Thank you for allowing me to share this with you. I ask if you are able and so inclined, to please make a contribution toward curing breast cancer, whether it be through the Susan G. Komen Breast Cancer Foundation, 125 S. 9th St., Suite 202, Phila. PA 19107, or by
learning about the work of the Center for Advancement in Cancer Education 300 E. Lancaster Avenue - Suite 100 Wynnewood, Pennsylvania 19096 , or any other way you’d wish. Let’s re-enliven, and fulfill the hope that fueled Merrie.

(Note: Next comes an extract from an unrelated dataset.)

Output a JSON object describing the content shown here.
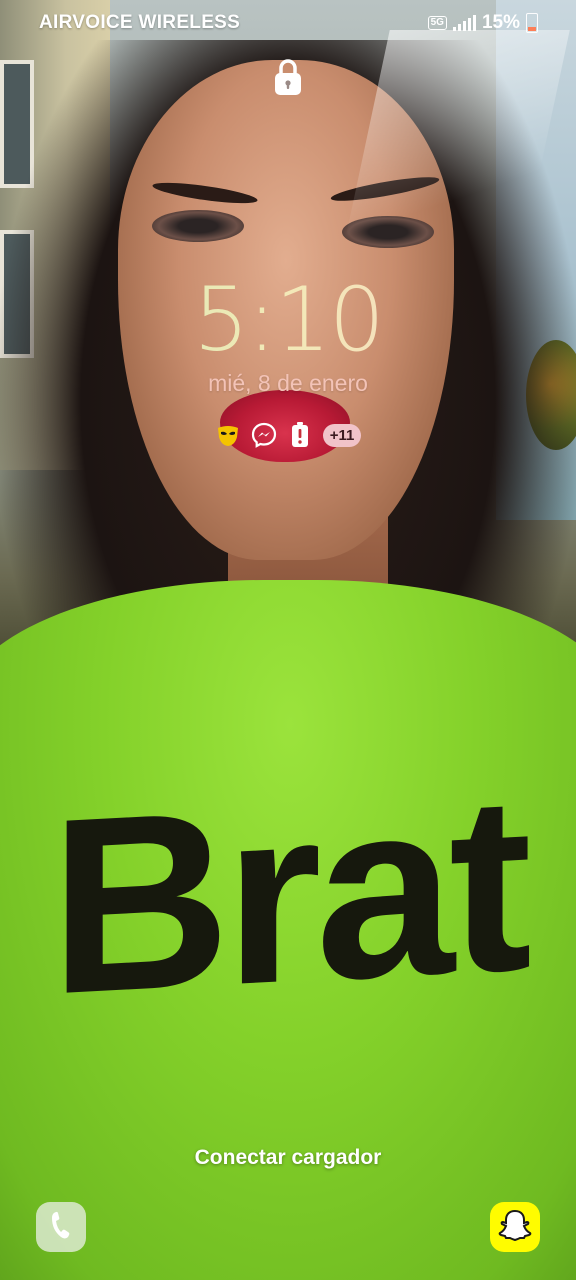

Merrie Renee Choder Johnson 4/7/70 - 1/4/07


Merrie Renee Choder Johnson
4/07/70-1/4/07

Merrie Renee Johnson (Choder), 36, died of breast cancer on Thursday January 4, 2007. She is survived by her three children, Megan, 15, Zachery, 14 and Casey, 9. Also, she is survived by her three devoted parents, Sybil Weinstein, Alan Choder and Dennis Weinstein. She leaves her brothers, Greg (Rae) Choder and Daniel (Alyson) Weinstein and her nephew Joshua.

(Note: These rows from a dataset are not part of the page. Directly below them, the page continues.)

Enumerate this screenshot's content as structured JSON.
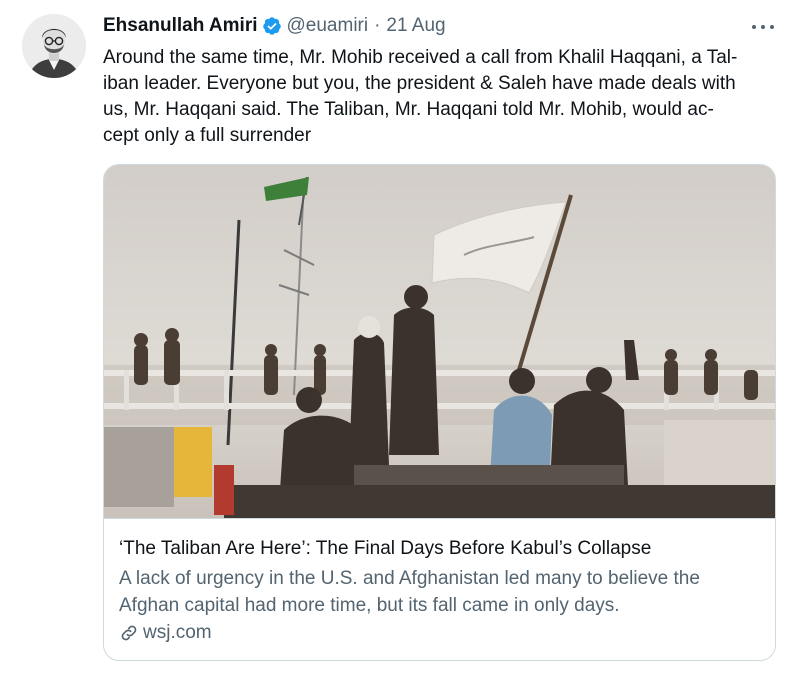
{
  "author": {
    "name": "Ehsanullah Amiri",
    "handle": "@euamiri",
    "separator": "·",
    "date": "21 Aug",
    "verified": true
  },
  "tweet": {
    "lines": [
      "Around the same time, Mr. Mohib received a call from Khalil Haqqani, a Tal-",
      "iban leader. Everyone but you, the president & Saleh have made deals with",
      "us, Mr. Haqqani said. The Taliban, Mr. Haqqani told Mr. Mohib, would ac-",
      "cept only a full surrender"
    ]
  },
  "card": {
    "title": "‘The Taliban Are Here’: The Final Days Before Kabul’s Collapse",
    "description_lines": [
      "A lack of urgency in the U.S. and Afghanistan led many to believe the",
      "Afghan capital had more time, but its fall came in only days."
    ],
    "domain": "wsj.com",
    "domain_icon": "link-icon",
    "image_alt": "Taliban fighters with a white flag atop a vehicle"
  },
  "icons": {
    "verified": "verified-badge-icon",
    "more": "more-options-icon"
  },
  "colors": {
    "text_primary": "#0f1419",
    "text_secondary": "#536471",
    "verified_blue": "#1d9bf0",
    "border": "#cfd9de"
  }
}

Merrie fought a courageous and unforgettably determined battle against cancer. She was diagnosed in September 2001, with Stage Three breast cancer. The seriousness of this diagnosis never diminished her positive, hopeful attitude. She was determined to be a survivor. And she did survive with gusto and a boisterous spirit for almost six years. She never gave up hope as the disease ravaged her body. She simply adapted to the changes in her body resulting from constant treatments. She wore her bald head and flat chest proudly to tell the world, “If I can get through this, so can you!” She focused on what could never be taken from her-her love for her family and love for life itself. She became well known to the clients and staff at the Oncology Unit at Abington Hospital because when she wasn’t being treated, she was there to chat, joke and bring treats to the other patients. She was proactive in her treatment and her doctors and nurses appreciated the strength, energy and optimism she brought to their collective fight. In December, the hospital awarded Merrie a grant, so that she could be home with her family for Christmas with the necessary help she needed.
Merrie was an artist and comedian. She and her brother Daniel, would turn family dinners into slapstick farce. Everyone remembers Merrie smearing her young daughter Casey’s face into a plate of food before the toddler could start eating and do it herself. With her tremendous regard for family and art, and her whimsical spirit, it made so much sense that she became a wedding photographer. Her clients and colleagues will remember Merrie Renee as a high spirited, hard working perfectionist who obviously loved her job. She began her career working for Lindelle Studios, and grew her own business for ten years well into her battle with breast cancer. She only stopped working recently when it became physically impossible for her. She was supportive to her colleagues and competitors always giving them referrals when she was not available. Her wedding clients usually ended up as friends. Merrie gathered a community of friends and family around her like water droplets gathering strength and merging on a window pane. She leaves us all with her tremendous spirit full of joy, hope and love.